Smoking may contribute to cardiac arrest by increasing platelet adhesion and aggregation, triggering arrhythmia, and by causing an imbalance between the demand for oxygen and supply to the myocardium. Smokers also suffer from increased morbidity due to acute respiratory tract infections, including influenza, and acute and chronic sinusitis.
Ciliatoxins in cigarette smoke impair tracheobronchial clearance, and many of the gas phase constituents of smoke are direct irritants of the respiratory epithelium.
The fetus is especially vulnerable to the consequences of maternal smoking. Even 10 cigarettes per day can cause fetal hypoxia; fetal carboxyhemoglobin levels are higher than maternal levels. The consequences of fetal hypoxia are low birth weight, prematurity, and increased incidence of spontaneous abortion; serious complications at the time of delivery include premature rupture of the membranes, placenta previa, and abruptio placentae.

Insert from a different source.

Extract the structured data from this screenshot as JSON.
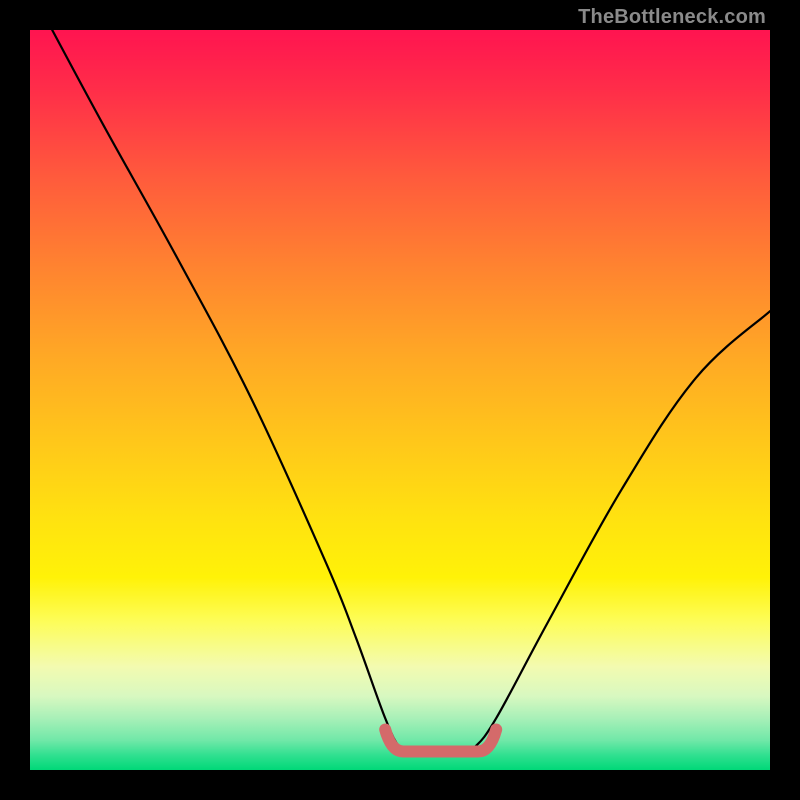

Cigarette smoking is especially hazardous in the workplace. Smokers have higher rates of accidental injuries, and cigarette smoke may act as a vector to transport other hazardous agents into the lungs, such as radon gas in miners. Similar to asbestos exposure, cigarette smoke is synergistic with radon decay products in causing lung cancer. Cigarette smoke exacerbates bronchitis, asthma, and pneumoconiosis associated with exposure to silica, coal dust, grain dust, cotton dust, and welding fumes.
Tobacco use also increases the prevalence of peptic ulcers; smoking impairs healing of ulcers and increases the likelihood of recurrence. Smoking may also increase pyloric reflux and decrease bicarbonate secretion from the pancreas.
In addition to the health hazards of mainstream tobacco smoke, there are risks associated with exposure to sidestream smoke, also called passive smoking or environmental tobacco smoke (ETS). In 1986, two reports issued by the National Research Council and the Surgeon General concluded that ETS increases the risk of lung cancer, ischemic heart disease, and acute myocardial infarction.
The Environmental Protection Agency classified ETS as a known human carcinogen in 1992. ETS is especially hazardous for infants and young children. Maternal smoking increases the incidence of sudden infant death syndrome. Young children in households of cigarette smokers suffer from an increased incidence of respiratory and ear infections and exacerbation of asthma.